Model: DODOcase for iPad 2
Compatible: iPad 2
DODOcase DODOcase for iPad 2
DODOcase burst onto the scene with its first case for the original iPad, and recently released a sequel called DODOcase for iPad 2 ($60-$65). The main selling point is the craftsmanship of the case, which is handmade in San Francisco by actual bookbinders, and thereby closer to a book than a standard case; you'll even hear an old, familiar creak upon opening it. While it looks quite nice, it's somewhat less practical for everyday use than many other options we've tested.
The cover is just like that of a premium hardcover book, featuring black Moroccan cloth on the outside and a colored interior. Our review unit happened to be red, a $60 color, but four of the eight available colors cost $65. On the back is an elastic strap to hold the case shut. Attached to the inside of the right cover is a carved bamboo tray that holds the iPad 2 in place, using soft padded corners to apply pressure without causing any damage. We found that the tablet stayed in the tray without issues.
Beveling in the bamboo frame leaves both the top and bottom edges of the iPad 2 fully exposed, as well as a portion of the right side for the side switch and volume buttons. The volume and Sleep/Wake buttons are a bit more difficult to press inside the case as the cutouts in DODOcase aren’t quite complementary to the new curves in the iPad 2. It looks as if the company didn’t fully take the back of the tablet into consideration, as the speaker is half-covered and the rear camera is completely blocked; the ease of iPad 2 removal to use that camera is actually billed as a feature. We’d call it a problem.
While DODOcase heavily emphasizes the functionally of its case, it actually lacks versatility when compared with other folio-style cases we’ve tested. Folding the front cover underneath the bottom forms a typing angle like so many other folio cases, except this one is almost flat. To use it as a landscape viewing stand, you’re instructed to fold the folio so that the outer edges become feet. While it stands, it feels precarious; we wouldn’t want to leave it in this position for fear that it might fall at some point.

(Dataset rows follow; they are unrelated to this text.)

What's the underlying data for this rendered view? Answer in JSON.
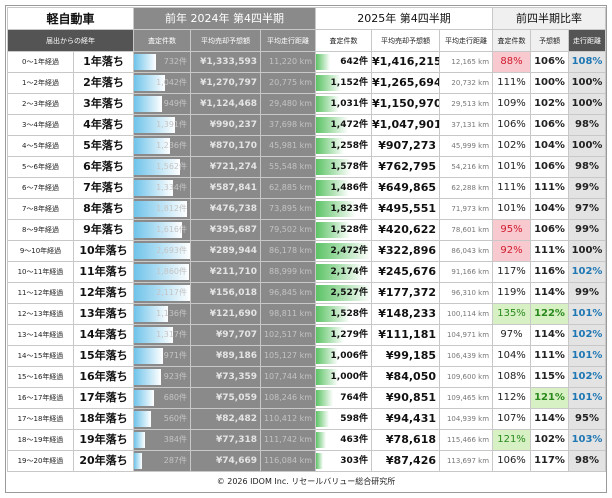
{
  "header": {
    "title": "軽自動車",
    "prev_period": "前年 2024年 第4四半期",
    "cur_period": "2025年 第4四半期",
    "ratio_period": "前四半期比率"
  },
  "columns": {
    "elapsed": "届出からの経年",
    "prev_count": "査定件数",
    "prev_price": "平均売却予想額",
    "prev_km": "平均走行距離",
    "cur_count": "査定件数",
    "cur_price": "平均売却予想額",
    "cur_km": "平均走行距離",
    "ratio_count": "査定件数",
    "ratio_price": "予想額",
    "ratio_km": "走行距離"
  },
  "chart_data": {
    "type": "table",
    "bar_scale_max": {
      "prev_count": 1900,
      "cur_count": 2500
    },
    "rows": [
      {
        "range": "0～1年経過",
        "year": "1年落ち",
        "prev_count": "732件",
        "prev_count_value": 732,
        "prev_price": "¥1,333,593",
        "prev_km": "11,220 km",
        "cur_count": "642件",
        "cur_count_value": 642,
        "cur_price": "¥1,416,215",
        "cur_km": "12,165 km",
        "ratio_count": "88%",
        "ratio_price": "106%",
        "ratio_km": "108%",
        "count_flag": "neg",
        "price_flag": "",
        "km_flag": "blue"
      },
      {
        "range": "1～2年経過",
        "year": "2年落ち",
        "prev_count": "1,042件",
        "prev_count_value": 1042,
        "prev_price": "¥1,270,797",
        "prev_km": "20,775 km",
        "cur_count": "1,152件",
        "cur_count_value": 1152,
        "cur_price": "¥1,265,694",
        "cur_km": "20,732 km",
        "ratio_count": "111%",
        "ratio_price": "100%",
        "ratio_km": "100%",
        "count_flag": "",
        "price_flag": "",
        "km_flag": ""
      },
      {
        "range": "2～3年経過",
        "year": "3年落ち",
        "prev_count": "949件",
        "prev_count_value": 949,
        "prev_price": "¥1,124,468",
        "prev_km": "29,480 km",
        "cur_count": "1,031件",
        "cur_count_value": 1031,
        "cur_price": "¥1,150,970",
        "cur_km": "29,513 km",
        "ratio_count": "109%",
        "ratio_price": "102%",
        "ratio_km": "100%",
        "count_flag": "",
        "price_flag": "",
        "km_flag": ""
      },
      {
        "range": "3～4年経過",
        "year": "4年落ち",
        "prev_count": "1,391件",
        "prev_count_value": 1391,
        "prev_price": "¥990,237",
        "prev_km": "37,698 km",
        "cur_count": "1,472件",
        "cur_count_value": 1472,
        "cur_price": "¥1,047,901",
        "cur_km": "37,131 km",
        "ratio_count": "106%",
        "ratio_price": "106%",
        "ratio_km": "98%",
        "count_flag": "",
        "price_flag": "",
        "km_flag": ""
      },
      {
        "range": "4～5年経過",
        "year": "5年落ち",
        "prev_count": "1,236件",
        "prev_count_value": 1236,
        "prev_price": "¥870,170",
        "prev_km": "45,981 km",
        "cur_count": "1,258件",
        "cur_count_value": 1258,
        "cur_price": "¥907,273",
        "cur_km": "45,999 km",
        "ratio_count": "102%",
        "ratio_price": "104%",
        "ratio_km": "100%",
        "count_flag": "",
        "price_flag": "",
        "km_flag": ""
      },
      {
        "range": "5～6年経過",
        "year": "6年落ち",
        "prev_count": "1,562件",
        "prev_count_value": 1562,
        "prev_price": "¥721,274",
        "prev_km": "55,548 km",
        "cur_count": "1,578件",
        "cur_count_value": 1578,
        "cur_price": "¥762,795",
        "cur_km": "54,216 km",
        "ratio_count": "101%",
        "ratio_price": "106%",
        "ratio_km": "98%",
        "count_flag": "",
        "price_flag": "",
        "km_flag": ""
      },
      {
        "range": "6～7年経過",
        "year": "7年落ち",
        "prev_count": "1,334件",
        "prev_count_value": 1334,
        "prev_price": "¥587,841",
        "prev_km": "62,885 km",
        "cur_count": "1,486件",
        "cur_count_value": 1486,
        "cur_price": "¥649,865",
        "cur_km": "62,288 km",
        "ratio_count": "111%",
        "ratio_price": "111%",
        "ratio_km": "99%",
        "count_flag": "",
        "price_flag": "",
        "km_flag": ""
      },
      {
        "range": "7～8年経過",
        "year": "8年落ち",
        "prev_count": "1,812件",
        "prev_count_value": 1812,
        "prev_price": "¥476,738",
        "prev_km": "73,895 km",
        "cur_count": "1,823件",
        "cur_count_value": 1823,
        "cur_price": "¥495,551",
        "cur_km": "71,973 km",
        "ratio_count": "101%",
        "ratio_price": "104%",
        "ratio_km": "97%",
        "count_flag": "",
        "price_flag": "",
        "km_flag": ""
      },
      {
        "range": "8～9年経過",
        "year": "9年落ち",
        "prev_count": "1,616件",
        "prev_count_value": 1616,
        "prev_price": "¥395,687",
        "prev_km": "79,502 km",
        "cur_count": "1,528件",
        "cur_count_value": 1528,
        "cur_price": "¥420,622",
        "cur_km": "78,601 km",
        "ratio_count": "95%",
        "ratio_price": "106%",
        "ratio_km": "99%",
        "count_flag": "neg",
        "price_flag": "",
        "km_flag": ""
      },
      {
        "range": "9～10年経過",
        "year": "10年落ち",
        "prev_count": "2,693件",
        "prev_count_value": 2693,
        "prev_price": "¥289,944",
        "prev_km": "86,178 km",
        "cur_count": "2,472件",
        "cur_count_value": 2472,
        "cur_price": "¥322,896",
        "cur_km": "86,043 km",
        "ratio_count": "92%",
        "ratio_price": "111%",
        "ratio_km": "100%",
        "count_flag": "neg",
        "price_flag": "",
        "km_flag": ""
      },
      {
        "range": "10～11年経過",
        "year": "11年落ち",
        "prev_count": "1,860件",
        "prev_count_value": 1860,
        "prev_price": "¥211,710",
        "prev_km": "88,999 km",
        "cur_count": "2,174件",
        "cur_count_value": 2174,
        "cur_price": "¥245,676",
        "cur_km": "91,166 km",
        "ratio_count": "117%",
        "ratio_price": "116%",
        "ratio_km": "102%",
        "count_flag": "",
        "price_flag": "",
        "km_flag": "blue"
      },
      {
        "range": "11～12年経過",
        "year": "12年落ち",
        "prev_count": "2,117件",
        "prev_count_value": 2117,
        "prev_price": "¥156,018",
        "prev_km": "96,845 km",
        "cur_count": "2,527件",
        "cur_count_value": 2527,
        "cur_price": "¥177,372",
        "cur_km": "96,310 km",
        "ratio_count": "119%",
        "ratio_price": "114%",
        "ratio_km": "99%",
        "count_flag": "",
        "price_flag": "",
        "km_flag": ""
      },
      {
        "range": "12～13年経過",
        "year": "13年落ち",
        "prev_count": "1,136件",
        "prev_count_value": 1136,
        "prev_price": "¥121,690",
        "prev_km": "98,811 km",
        "cur_count": "1,528件",
        "cur_count_value": 1528,
        "cur_price": "¥148,233",
        "cur_km": "100,114 km",
        "ratio_count": "135%",
        "ratio_price": "122%",
        "ratio_km": "101%",
        "count_flag": "pos",
        "price_flag": "pos",
        "km_flag": "blue"
      },
      {
        "range": "13～14年経過",
        "year": "14年落ち",
        "prev_count": "1,317件",
        "prev_count_value": 1317,
        "prev_price": "¥97,707",
        "prev_km": "102,517 km",
        "cur_count": "1,279件",
        "cur_count_value": 1279,
        "cur_price": "¥111,181",
        "cur_km": "104,971 km",
        "ratio_count": "97%",
        "ratio_price": "114%",
        "ratio_km": "102%",
        "count_flag": "",
        "price_flag": "",
        "km_flag": "blue"
      },
      {
        "range": "14～15年経過",
        "year": "15年落ち",
        "prev_count": "971件",
        "prev_count_value": 971,
        "prev_price": "¥89,186",
        "prev_km": "105,127 km",
        "cur_count": "1,006件",
        "cur_count_value": 1006,
        "cur_price": "¥99,185",
        "cur_km": "106,439 km",
        "ratio_count": "104%",
        "ratio_price": "111%",
        "ratio_km": "101%",
        "count_flag": "",
        "price_flag": "",
        "km_flag": "blue"
      },
      {
        "range": "15～16年経過",
        "year": "16年落ち",
        "prev_count": "923件",
        "prev_count_value": 923,
        "prev_price": "¥73,359",
        "prev_km": "107,744 km",
        "cur_count": "1,000件",
        "cur_count_value": 1000,
        "cur_price": "¥84,050",
        "cur_km": "109,600 km",
        "ratio_count": "108%",
        "ratio_price": "115%",
        "ratio_km": "102%",
        "count_flag": "",
        "price_flag": "",
        "km_flag": "blue"
      },
      {
        "range": "16～17年経過",
        "year": "17年落ち",
        "prev_count": "680件",
        "prev_count_value": 680,
        "prev_price": "¥75,059",
        "prev_km": "108,246 km",
        "cur_count": "764件",
        "cur_count_value": 764,
        "cur_price": "¥90,851",
        "cur_km": "109,465 km",
        "ratio_count": "112%",
        "ratio_price": "121%",
        "ratio_km": "101%",
        "count_flag": "",
        "price_flag": "pos",
        "km_flag": "blue"
      },
      {
        "range": "17～18年経過",
        "year": "18年落ち",
        "prev_count": "560件",
        "prev_count_value": 560,
        "prev_price": "¥82,482",
        "prev_km": "110,412 km",
        "cur_count": "598件",
        "cur_count_value": 598,
        "cur_price": "¥94,431",
        "cur_km": "104,939 km",
        "ratio_count": "107%",
        "ratio_price": "114%",
        "ratio_km": "95%",
        "count_flag": "",
        "price_flag": "",
        "km_flag": ""
      },
      {
        "range": "18～19年経過",
        "year": "19年落ち",
        "prev_count": "384件",
        "prev_count_value": 384,
        "prev_price": "¥77,318",
        "prev_km": "111,742 km",
        "cur_count": "463件",
        "cur_count_value": 463,
        "cur_price": "¥78,618",
        "cur_km": "115,466 km",
        "ratio_count": "121%",
        "ratio_price": "102%",
        "ratio_km": "103%",
        "count_flag": "pos",
        "price_flag": "",
        "km_flag": "blue"
      },
      {
        "range": "19～20年経過",
        "year": "20年落ち",
        "prev_count": "287件",
        "prev_count_value": 287,
        "prev_price": "¥74,669",
        "prev_km": "116,084 km",
        "cur_count": "303件",
        "cur_count_value": 303,
        "cur_price": "¥87,426",
        "cur_km": "113,697 km",
        "ratio_count": "106%",
        "ratio_price": "117%",
        "ratio_km": "98%",
        "count_flag": "",
        "price_flag": "",
        "km_flag": ""
      }
    ]
  },
  "footer": "© 2026 IDOM Inc. リセールバリュー総合研究所",
  "colors": {
    "prev_bar": "#6fc3ea",
    "cur_bar": "#5cc365",
    "neg_bg": "#f8c9cf",
    "neg_text": "#d01b2d",
    "pos_bg": "#d7f0c4",
    "pos_text": "#2a8a1d",
    "blue_text": "#1f77b4"
  }
}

We appreciate artistry, and yes, DODOcase is a great example of skilled craftsmanship: it looks beautiful. At the end of the day though, the tablet-as-book style case just doesn’t work particularly well for the iPad 2. Less than stellar access to buttons, complete blockage of the rear camera, and poor stand positioning are all issues that prevent us from recommending it. If these issues don’t concern you, you’ll find the materials and build quality to be impressive enough to merit the premium asking price.